Pick the leaves off of the stems. For aesthetically perfect and fiber-free herbs, completely remove any trace of stem. Some herbs like cilantro, however, have edible stems that do not need to be completely removed. Discard or save stems as needed.

These herbs are ready for cooking! They can be tossed into a salad or pasta, used whole in a sauce, torn, or chopped. 

You can store them in the refrigerator by wrapping them in a wet paper towel and putting them in a baggie for up to two weeks.  You can also dry them  by putting on a cookie sheet making sure they are not on top of each other.  Put into a heated oven on the lowest heat, turn off the oven and let sit over night and store them in small canning jars.  Make sure they are completely dry.  You can also freeze herbs by putting into baggies and taking out all of the air or putting them into ice cube trays with water and freezing them in an ice cube, then store in a baggie.   Don’t let any go to waste. 

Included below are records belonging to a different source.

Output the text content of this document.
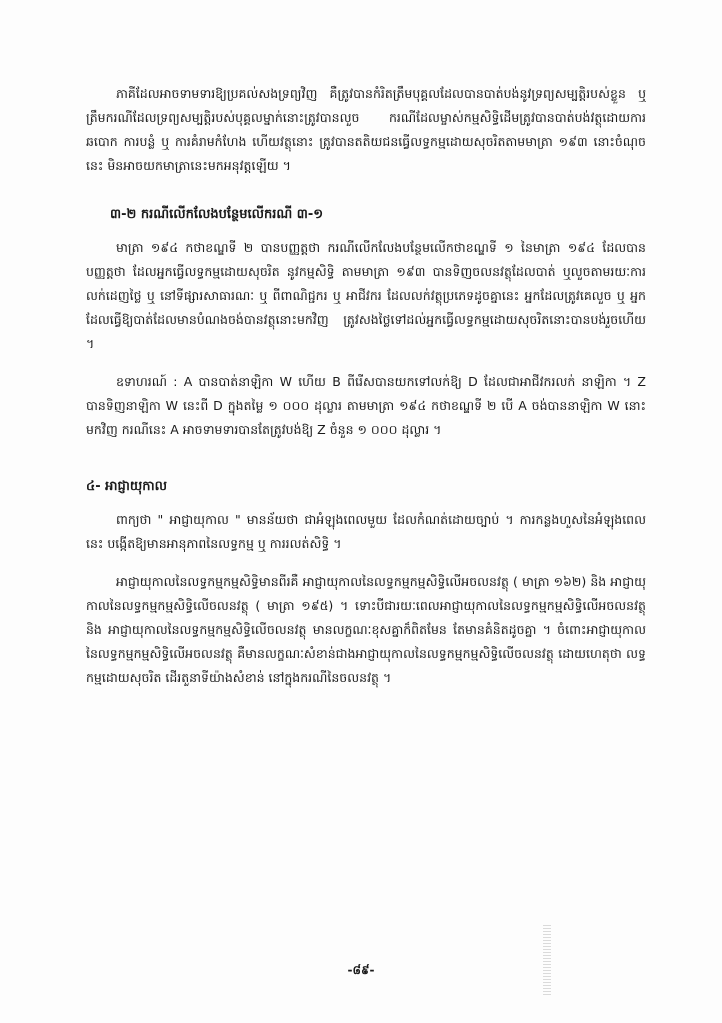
ភាគីដែលអាចទាមទារឱ្យប្រគល់សងទ្រព្យវិញ គឺត្រូវបានកំរិតត្រឹមបុគ្គលដែលបានបាត់បង់នូវទ្រព្យសម្បត្តិរបស់ខ្លួន ឬ ត្រឹមករណីដែលទ្រព្យសម្បត្តិរបស់បុគ្គលម្នាក់នោះត្រូវបានលួច ករណីដែលម្ចាស់កម្មសិទ្ធិដើមត្រូវបានបាត់បង់វត្ថុដោយការឆបោក ការបន្លំ ឬ ការគំរាមកំហែង ហើយវត្ថុនោះ ត្រូវបានតតិយជនធ្វើលទ្ធកម្មដោយសុចរិតតាមមាត្រា ១៩៣ នោះចំណុចនេះ មិនអាចយកមាត្រានេះមកអនុវត្តឡើយ ។

៣-២ ករណីលើកលែងបន្ថែមលើករណី ៣-១

មាត្រា ១៩៤ កថាខណ្ឌទី ២ បានបញ្ញត្តថា ករណីលើកលែងបន្ថែមលើកថាខណ្ឌទី ១ នៃមាត្រា ១៩៤ ដែលបានបញ្ញត្តថា ដែលអ្នកធ្វើលទ្ធកម្មដោយសុចរិត នូវកម្មសិទ្ធិ តាមមាត្រា ១៩៣ បានទិញចលនវត្ថុដែលបាត់ ឬលួចតាមរយៈការលក់ដេញថ្លៃ ឬ នៅទីផ្សារសាធារណៈ ឬ ពីពាណិជ្ជករ ឬ អាជីវករ ដែលលក់វត្ថុប្រភេទដូចគ្នានេះ អ្នកដែលត្រូវគេលួច ឬ អ្នកដែលធ្វើឱ្យបាត់ដែលមានបំណងចង់បានវត្ថុនោះមកវិញ ត្រូវសងថ្លៃទៅដល់អ្នកធ្វើលទ្ធកម្មដោយសុចរិតនោះបានបង់រួចហើយ ។

ឧទាហរណ៍ : A បានបាត់នាឡិកា W ហើយ B ពីរើសបានយកទៅលក់ឱ្យ D ដែលជាអាជីវករលក់ នាឡិកា ។ Z បានទិញនាឡិកា W នេះពី D ក្នុងតម្លៃ ១ ០០០ ដុល្លារ តាមមាត្រា ១៩៤ កថាខណ្ឌទី ២ បើ A ចង់បាននាឡិកា W នោះមកវិញ ករណីនេះ A អាចទាមទារបានតែត្រូវបង់ឱ្យ Z ចំនួន ១ ០០០ ដុល្លារ ។

៤- អាជ្ញាយុកាល

ពាក្យថា " អាជ្ញាយុកាល " មានន័យថា ជាអំឡុងពេលមួយ ដែលកំណត់ដោយច្បាប់ ។ ការកន្លងហួសនៃអំឡុងពេលនេះ បង្កើតឱ្យមានអានុភាពនៃលទ្ធកម្ម ឬ ការរលត់សិទ្ធិ ។

អាជ្ញាយុកាលនៃលទ្ធកម្មកម្មសិទ្ធិមានពីរគឺ អាជ្ញាយុកាលនៃលទ្ធកម្មកម្មសិទ្ធិលើអចលនវត្ថុ ( មាត្រា ១៦២) និង អាជ្ញាយុកាលនៃលទ្ធកម្មកម្មសិទ្ធិលើចលនវត្ថុ ( មាត្រា ១៩៥) ។ ទោះបីជារយៈពេលអាជ្ញាយុកាលនៃលទ្ធកម្មកម្មសិទ្ធិលើអចលនវត្ថុ និង អាជ្ញាយុកាលនៃលទ្ធកម្មកម្មសិទ្ធិលើចលនវត្ថុ មានលក្ខណៈខុសគ្នាក៏ពិតមែន តែមានគំនិតដូចគ្នា ។ ចំពោះអាជ្ញាយុកាលនៃលទ្ធកម្មកម្មសិទ្ធិលើអចលនវត្ថុ គឺមានលក្ខណៈសំខាន់ជាងអាជ្ញាយុកាលនៃលទ្ធកម្មកម្មសិទ្ធិលើចលនវត្ថុ ដោយហេតុថា លទ្ធកម្មដោយសុចរិត ដើរតួនាទីយ៉ាងសំខាន់ នៅក្នុងករណីនៃចលនវត្ថុ ។

-៨៩-
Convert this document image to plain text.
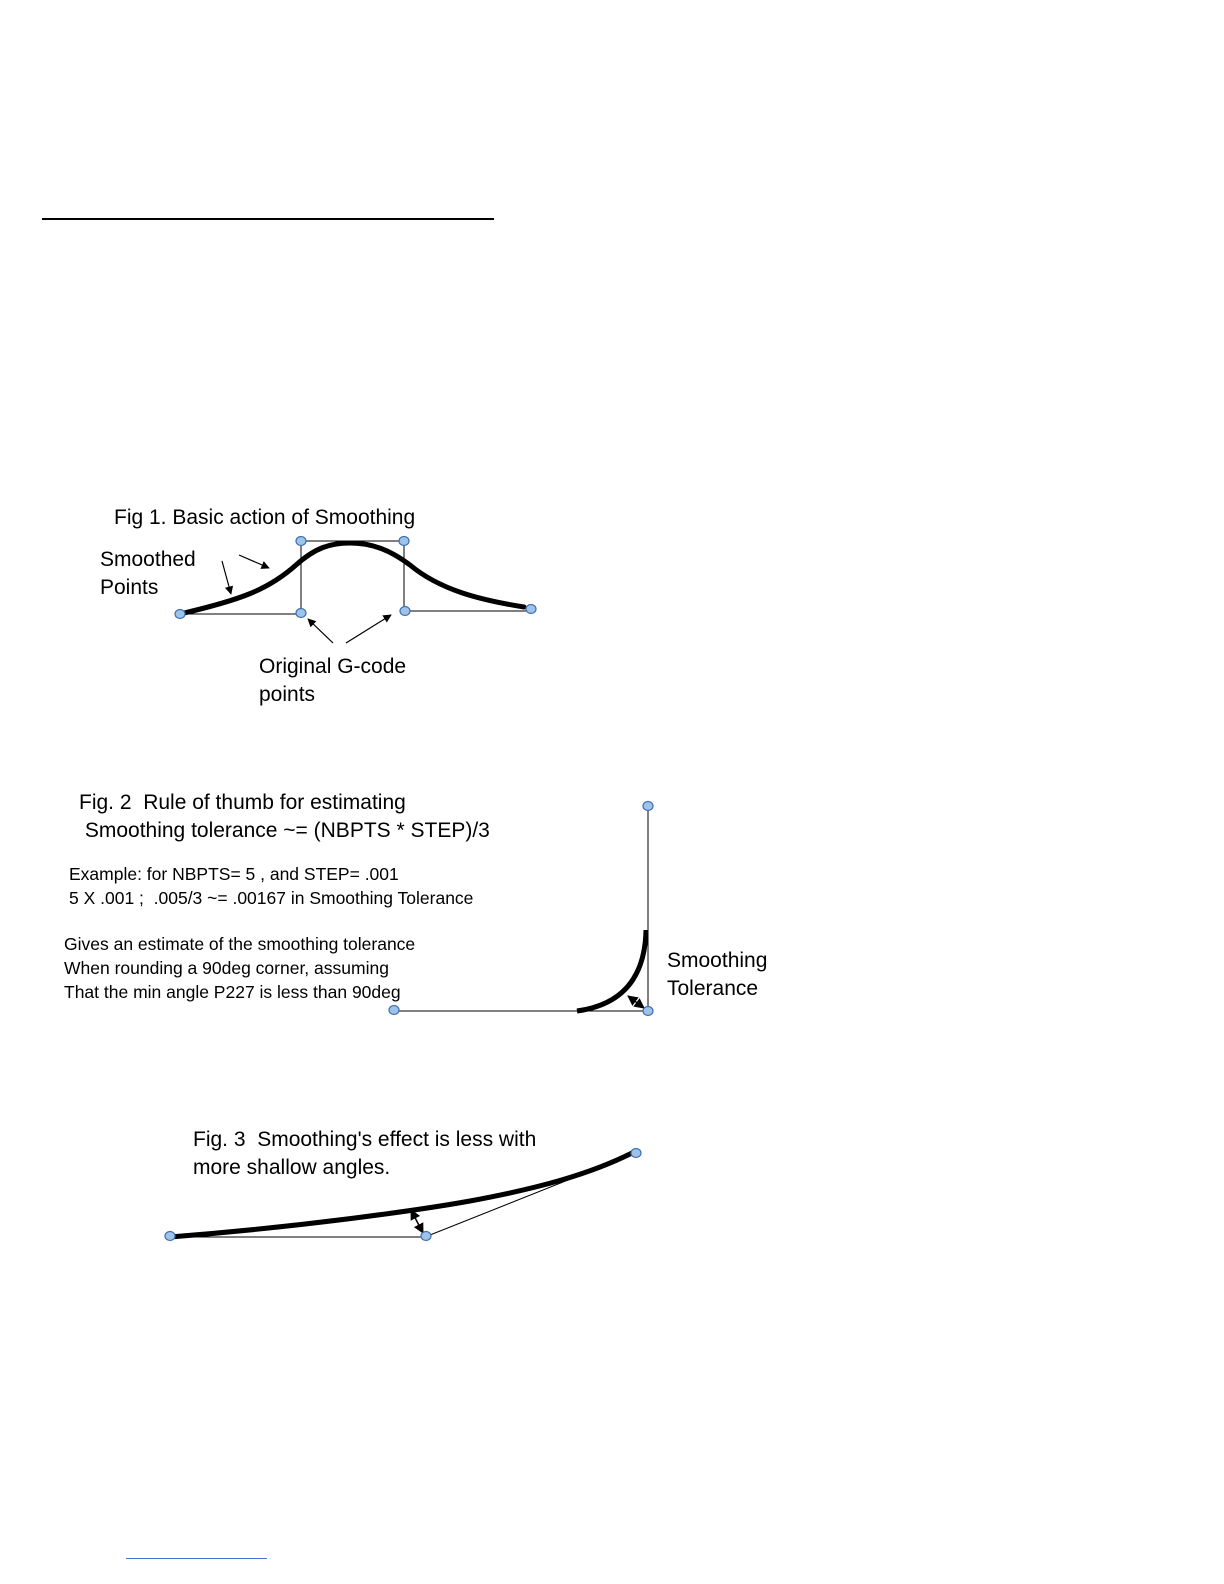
Fig 1. Basic action of Smoothing
Smoothed
Points
Original G-code
points
Fig. 2  Rule of thumb for estimating
Smoothing tolerance ~= (NBPTS * STEP)/3
Example: for NBPTS= 5 , and STEP= .001
5 X .001 ;  .005/3 ~= .00167 in Smoothing Tolerance
Gives an estimate of the smoothing tolerance
When rounding a 90deg corner, assuming
That the min angle P227 is less than 90deg
Smoothing
Tolerance
Fig. 3  Smoothing's effect is less with
more shallow angles.
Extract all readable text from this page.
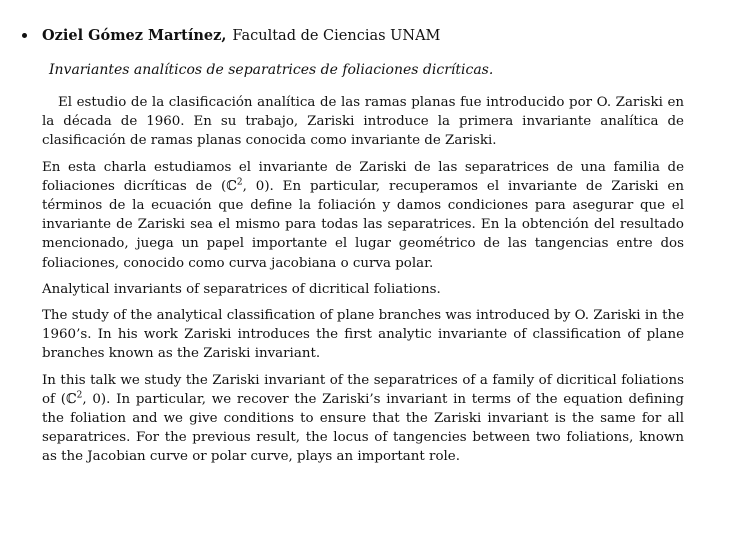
Oziel Gómez Martínez, Facultad de Ciencias UNAM
Invariantes analíticos de separatrices de foliaciones dicríticas.

El estudio de la clasificación analítica de las ramas planas fue introducido por O. Zariski en la década de 1960. En su trabajo, Zariski introduce la primera invariante analítica de clasificación de ramas planas conocida como invariante de Zariski.

En esta charla estudiamos el invariante de Zariski de las separatrices de una familia de foliaciones dicríticas de (ℂ$^2$, 0). En particular, recuperamos el invariante de Zariski en términos de la ecuación que define la foliación y damos condiciones para asegurar que el invariante de Zariski sea el mismo para todas las separatrices. En la obtención del resultado mencionado, juega un papel importante el lugar geométrico de las tangencias entre dos foliaciones, conocido como curva jacobiana o curva polar.

Analytical invariants of separatrices of dicritical foliations.

The study of the analytical classification of plane branches was introduced by O. Zariski in the 1960’s. In his work Zariski introduces the first analytic invariante of classification of plane branches known as the Zariski invariant.

In this talk we study the Zariski invariant of the separatrices of a family of dicritical foliations of (ℂ$^2$, 0). In particular, we recover the Zariski’s invariant in terms of the equation defining the foliation and we give conditions to ensure that the Zariski invariant is the same for all separatrices. For the previous result, the locus of tangencies between two foliations, known as the Jacobian curve or polar curve, plays an important role.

For year round fresh herbs, grow them in doors in the winter.  I have dug up and brought some of mine in before the first frost.

Also when cutting flowers add a few cuttings of your favorite herb for filler and fragrance.  They make beautiful bouquets.  You can even just make a bouquet of your herbs by themselves and put them down the middle of your table for table decoration.  

Tomorrow I start sharing the family recipes I have gathered over the years. 

Be happy and may God bless you and yours.